There are lots of ways to ensure sensitive data is kept safe from prying eyes – we can tell you all about the methods we provide at Dajon if you get in touch – but it seems some organisations are not making good use of them.
According to a new Freedom of Information (FOI) request to the Information Commissioner’s Office by ViaSat UK, there were 730 self-reported data breaches in the UK from March 2011 to February 2012.
However, this shot up to an incredible 1,150 by early March 2013. Correspondingly, 20 penalties were issued to the tune of£2,610,000 in 2012-2013, up from £791,000 in 2011-2012.
Unfortunately for the taxpayer, more than £2 million of this came from the public sector – local authorities were given eight fines totalling £845,000 while the NHS got six.
Most of it them came about as a result of human error – things like filling in the ‘CC’ box instead of the ‘BCC’ one when sending emails, for example.
So why does there appear to be such a problem in local councils? Could it be that the government has gone too far with austerity measures and there aren’t enough staff around to be careful with data?
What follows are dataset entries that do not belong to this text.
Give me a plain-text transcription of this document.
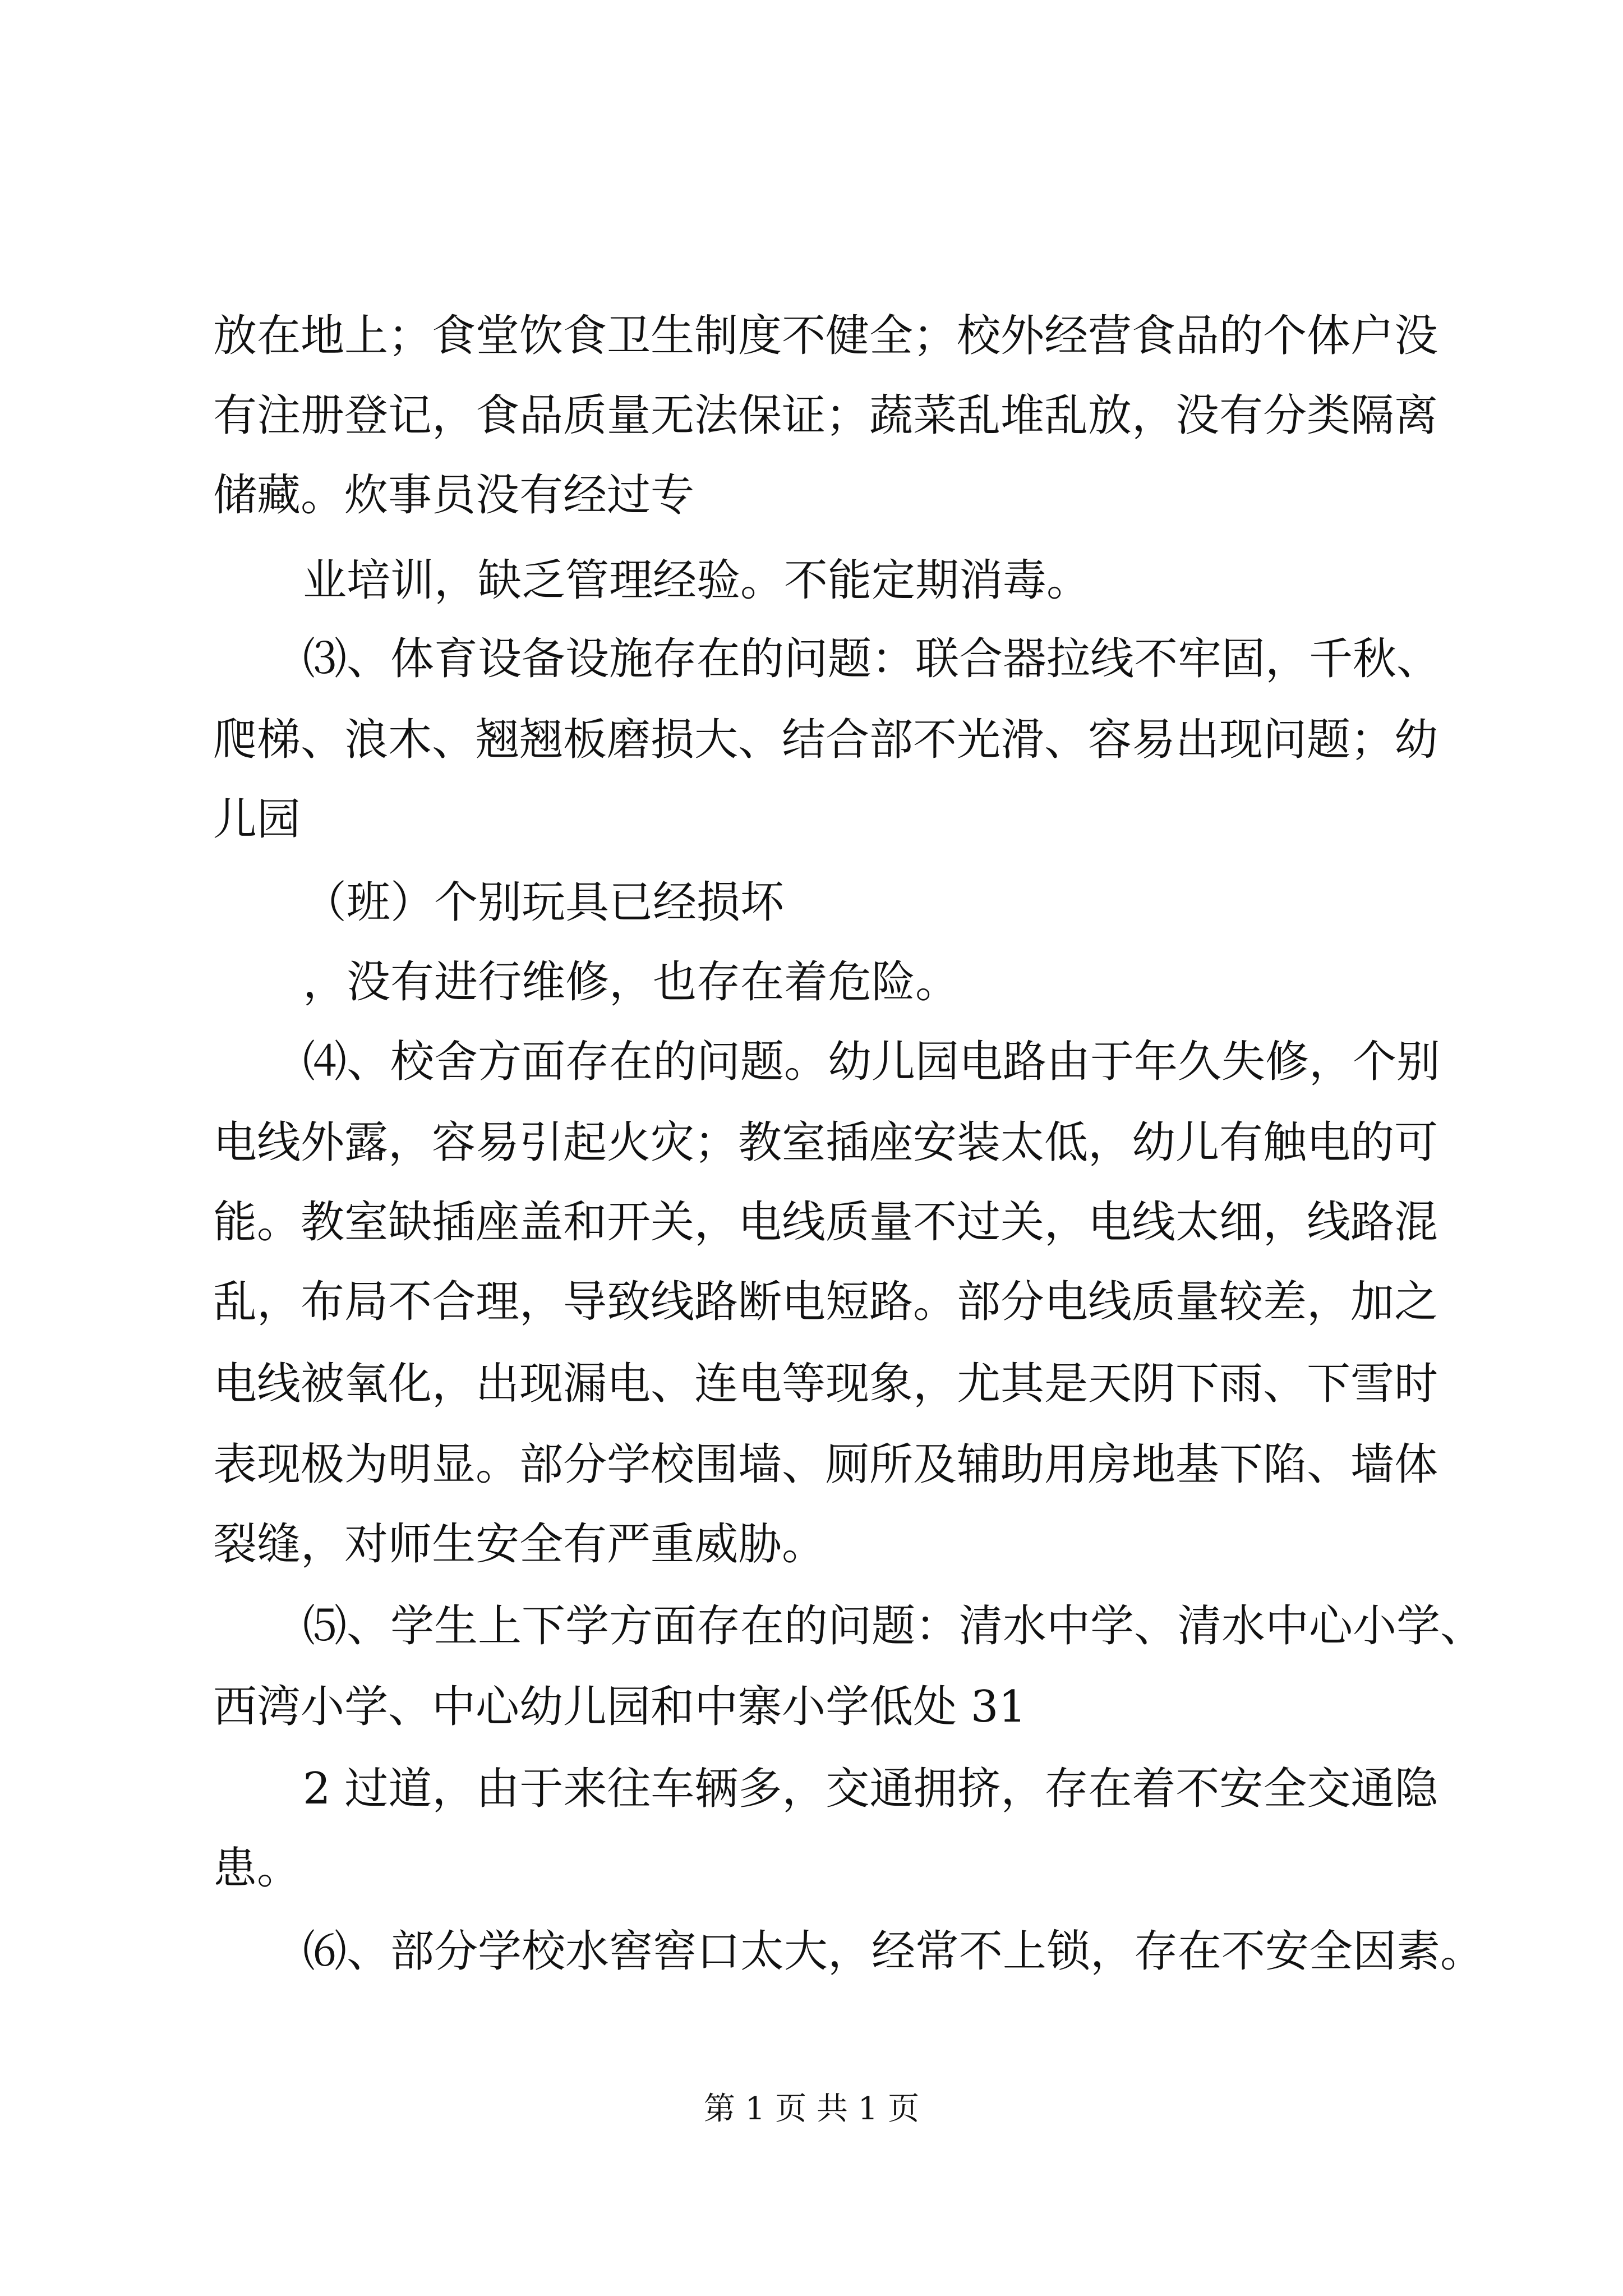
放在地上；食堂饮食卫生制度不健全；校外经营食品的个体户没
有注册登记，食品质量无法保证；蔬菜乱堆乱放，没有分类隔离
储藏。炊事员没有经过专
业培训，缺乏管理经验。不能定期消毒。
⑶、体育设备设施存在的问题：联合器拉线不牢固，千秋、
爬梯、浪木、翘翘板磨损大、结合部不光滑、容易出现问题；幼
儿园
（班）个别玩具已经损坏
，没有进行维修，也存在着危险。
⑷、校舍方面存在的问题。幼儿园电路由于年久失修，个别
电线外露，容易引起火灾；教室插座安装太低，幼儿有触电的可
能。教室缺插座盖和开关，电线质量不过关，电线太细，线路混
乱，布局不合理，导致线路断电短路。部分电线质量较差，加之
电线被氧化，出现漏电、连电等现象，尤其是天阴下雨、下雪时
表现极为明显。部分学校围墙、厕所及辅助用房地基下陷、墙体
裂缝，对师生安全有严重威胁。
⑸、学生上下学方面存在的问题：清水中学、清水中心小学、
西湾小学、中心幼儿园和中寨小学低处 31
2 过道，由于来往车辆多，交通拥挤，存在着不安全交通隐
患。
⑹、部分学校水窖窖口太大，经常不上锁，存在不安全因素。
第 1 页 共 1 页
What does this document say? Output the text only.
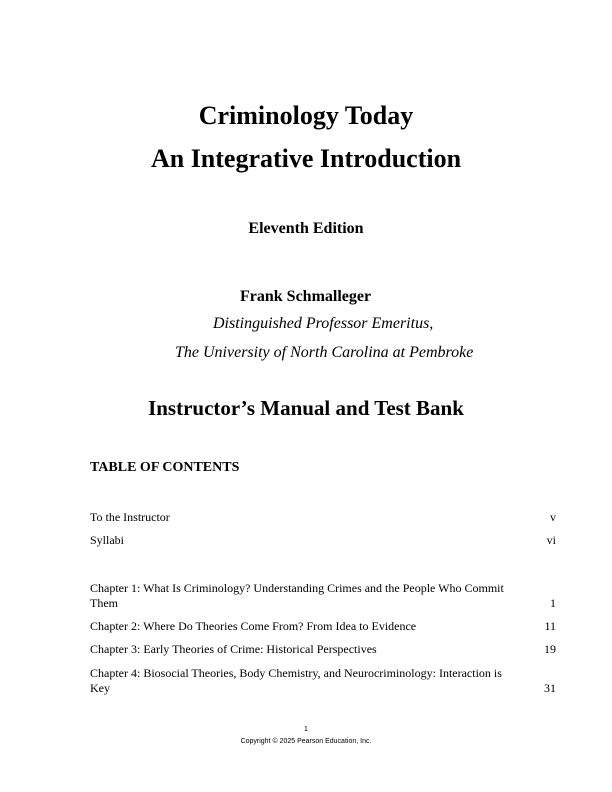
Criminology Today
An Integrative Introduction
Eleventh Edition
Frank Schmalleger
Distinguished Professor Emeritus,
The University of North Carolina at Pembroke
Instructor’s Manual and Test Bank
TABLE OF CONTENTS
To the Instructor	v
Syllabi	vi
Chapter 1: What Is Criminology? Understanding Crimes and the People Who Commit Them	1
Chapter 2: Where Do Theories Come From? From Idea to Evidence	11
Chapter 3: Early Theories of Crime: Historical Perspectives	19
Chapter 4: Biosocial Theories, Body Chemistry, and Neurocriminology: Interaction is Key	31
1
Copyright © 2025 Pearson Education, Inc.
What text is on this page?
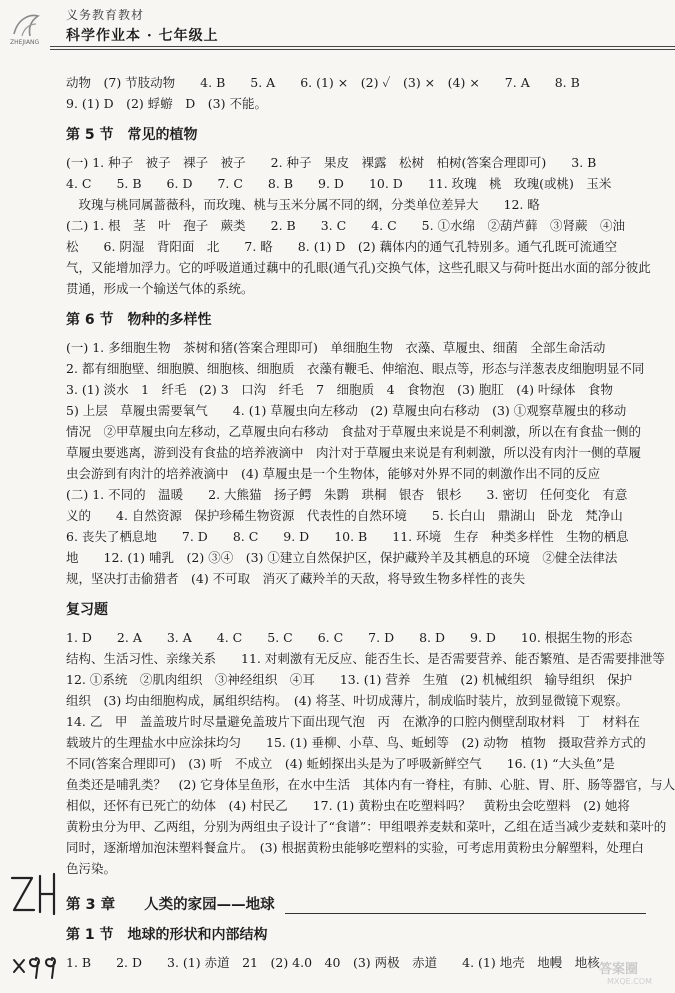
ZHEJIANG
义务教育教材
科学作业本 · 七年级上
动物　(7) 节肢动物　　4. B　　5. A　　6. (1) ×　(2) ✓　(3) ×　(4) ×　　7. A　　8. B
9. (1) D　(2) 蜉蝣　D　(3) 不能。
第 5 节　常见的植物
(一) 1. 种子　被子　裸子　被子　　2. 种子　果皮　裸露　松树　柏树(答案合理即可)　　3. B
4. C　　5. B　　6. D　　7. C　　8. B　　9. D　　10. D　　11. 玫瑰　桃　玫瑰(或桃)　玉米
　玫瑰与桃同属蔷薇科，而玫瑰、桃与玉米分属不同的纲，分类单位差异大　　12. 略
(二) 1. 根　茎　叶　孢子　蕨类　　2. B　　3. C　　4. C　　5. ①水绵　②葫芦藓　③肾蕨　④油
松　　6. 阴湿　背阳面　北　　7. 略　　8. (1) D　(2) 藕体内的通气孔特别多。通气孔既可流通空
气，又能增加浮力。它的呼吸道通过藕中的孔眼(通气孔)交换气体，这些孔眼又与荷叶挺出水面的部分彼此
贯通，形成一个输送气体的系统。
第 6 节　物种的多样性
(一) 1. 多细胞生物　茶树和猪(答案合理即可)　单细胞生物　衣藻、草履虫、细菌　全部生命活动
2. 都有细胞壁、细胞膜、细胞核、细胞质　衣藻有鞭毛、伸缩泡、眼点等，形态与洋葱表皮细胞明显不同
3. (1) 淡水　1　纤毛　(2) 3　口沟　纤毛　7　细胞质　4　食物泡　(3) 胞肛　(4) 叶绿体　食物
5) 上层　草履虫需要氧气　　4. (1) 草履虫向左移动　(2) 草履虫向右移动　(3) ①观察草履虫的移动
情况　②甲草履虫向左移动，乙草履虫向右移动　食盐对于草履虫来说是不利刺激，所以在有食盐一侧的
草履虫要逃离，游到没有食盐的培养液滴中　肉汁对于草履虫来说是有利刺激，所以没有肉汁一侧的草履
虫会游到有肉汁的培养液滴中　(4) 草履虫是一个生物体，能够对外界不同的刺激作出不同的反应
(二) 1. 不同的　温暖　　2. 大熊猫　扬子鳄　朱鹮　珙桐　银杏　银杉　　3. 密切　任何变化　有意
义的　　4. 自然资源　保护珍稀生物资源　代表性的自然环境　　5. 长白山　鼎湖山　卧龙　梵净山
6. 丧失了栖息地　　7. D　　8. C　　9. D　　10. B　　11. 环境　生存　种类多样性　生物的栖息
地　　12. (1) 哺乳　(2) ③④　(3) ①建立自然保护区，保护藏羚羊及其栖息的环境　②健全法律法
规，坚决打击偷猎者　(4) 不可取　消灭了藏羚羊的天敌，将导致生物多样性的丧失
复习题
1. D　　2. A　　3. A　　4. C　　5. C　　6. C　　7. D　　8. D　　9. D　　10. 根据生物的形态
结构、生活习性、亲缘关系　　11. 对刺激有无反应、能否生长、是否需要营养、能否繁殖、是否需要排泄等
12. ①系统　②肌肉组织　③神经组织　④耳　　13. (1) 营养　生殖　(2) 机械组织　输导组织　保护
组织　(3) 均由细胞构成，属组织结构。　(4) 将茎、叶切成薄片，制成临时装片，放到显微镜下观察。
14. 乙　甲　盖盖玻片时尽量避免盖玻片下面出现气泡　丙　在漱净的口腔内侧壁刮取材料　丁　材料在
载玻片的生理盐水中应涂抹均匀　　15. (1) 垂柳、小草、鸟、蚯蚓等　(2) 动物　植物　摄取营养方式的
不同(答案合理即可)　(3) 听　不成立　(4) 蚯蚓探出头是为了呼吸新鲜空气　　16. (1) “大头鱼”是
鱼类还是哺乳类？　(2) 它身体呈鱼形，在水中生活　其体内有一脊柱，有肺、心脏、胃、肝、肠等器官，与人
相似，还怀有已死亡的幼体　(4) 村民乙　　17. (1) 黄粉虫在吃塑料吗？　黄粉虫会吃塑料　(2) 她将
黄粉虫分为甲、乙两组，分别为两组虫子设计了“食谱”：甲组喂养麦麸和菜叶，乙组在适当减少麦麸和菜叶的
同时，逐渐增加泡沫塑料餐盒片。　(3) 根据黄粉虫能够吃塑料的实验，可考虑用黄粉虫分解塑料，处理白
色污染。
第 3 章　　人类的家园——地球
第 1 节　地球的形状和内部结构
1. B　　2. D　　3. (1) 赤道　21　(2) 4.0　40　(3) 两极　赤道　　4. (1) 地壳　地幔　地核 答案圈
MXQE.COM
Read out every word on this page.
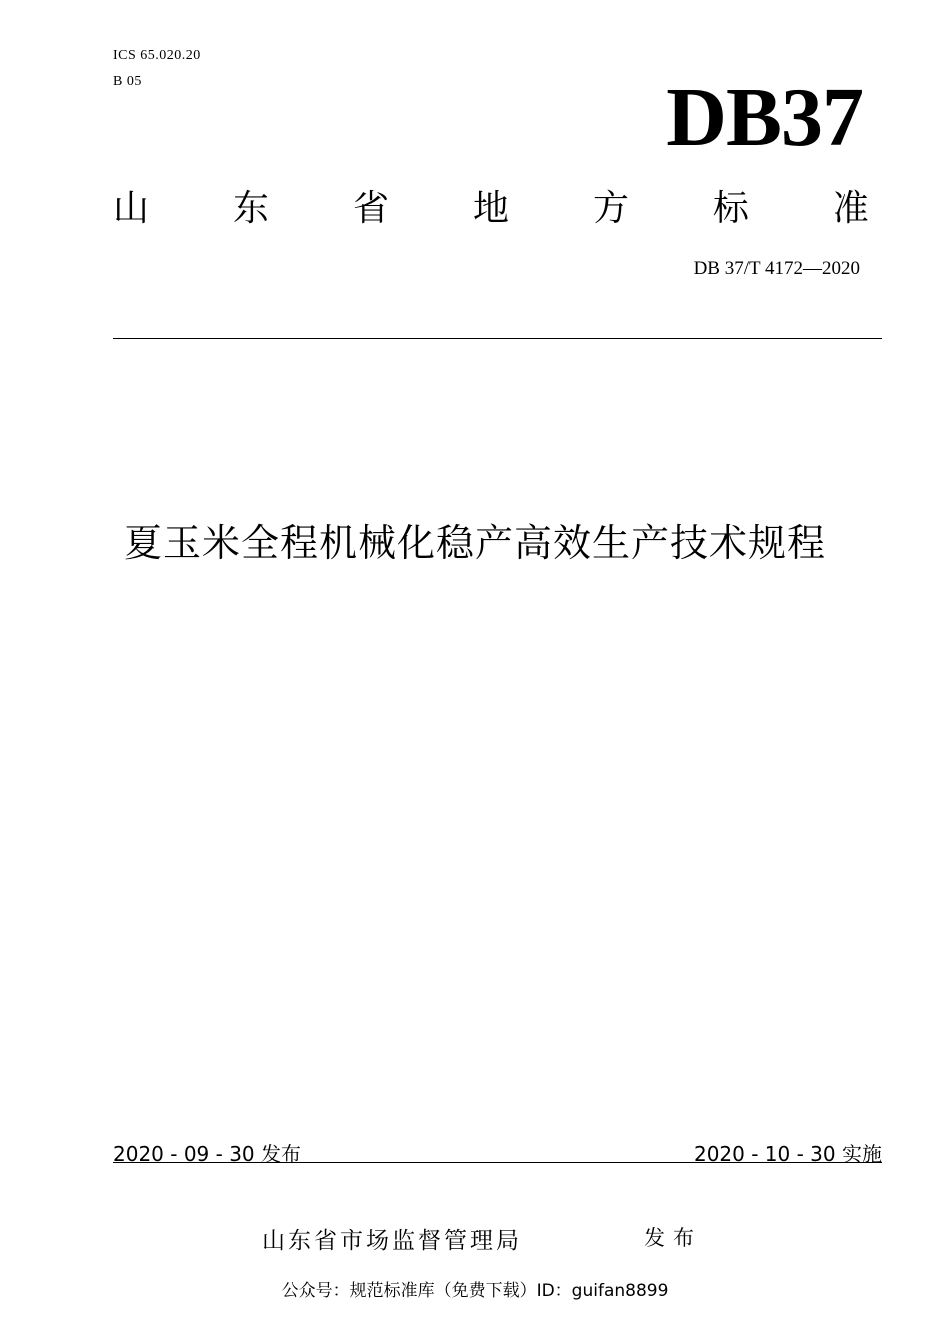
ICS 65.020.20
B 05	DB37
山 东 省 地 方 标 准
DB 37/T 4172—2020
夏玉米全程机械化稳产高效生产技术规程
2020 - 09 - 30 发布	2020 - 10 - 30 实施
山东省市场监督管理局	发布
公众号：规范标准库（免费下载）ID：guifan8899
Whatever the cause, some analysts pointed out that this increase in reported breaches could actually be seen as a good thing because it means more firms are admitting their mistakes and doing something about them.
But it suggests that this could only be the tip of the iceberg in terms of breaches that aren’t being reported.
It comes after the Information Commissioner Christopher Graham said he is keen to introduce compulsory data protection audits for local councils, as it is not enough to simply keep fining them when they make mistakes that lead to data breaches.
The Manchester Evening News also uncovered a series of errors by authorities in Greater Manchester after putting in an FOI request earlier this year.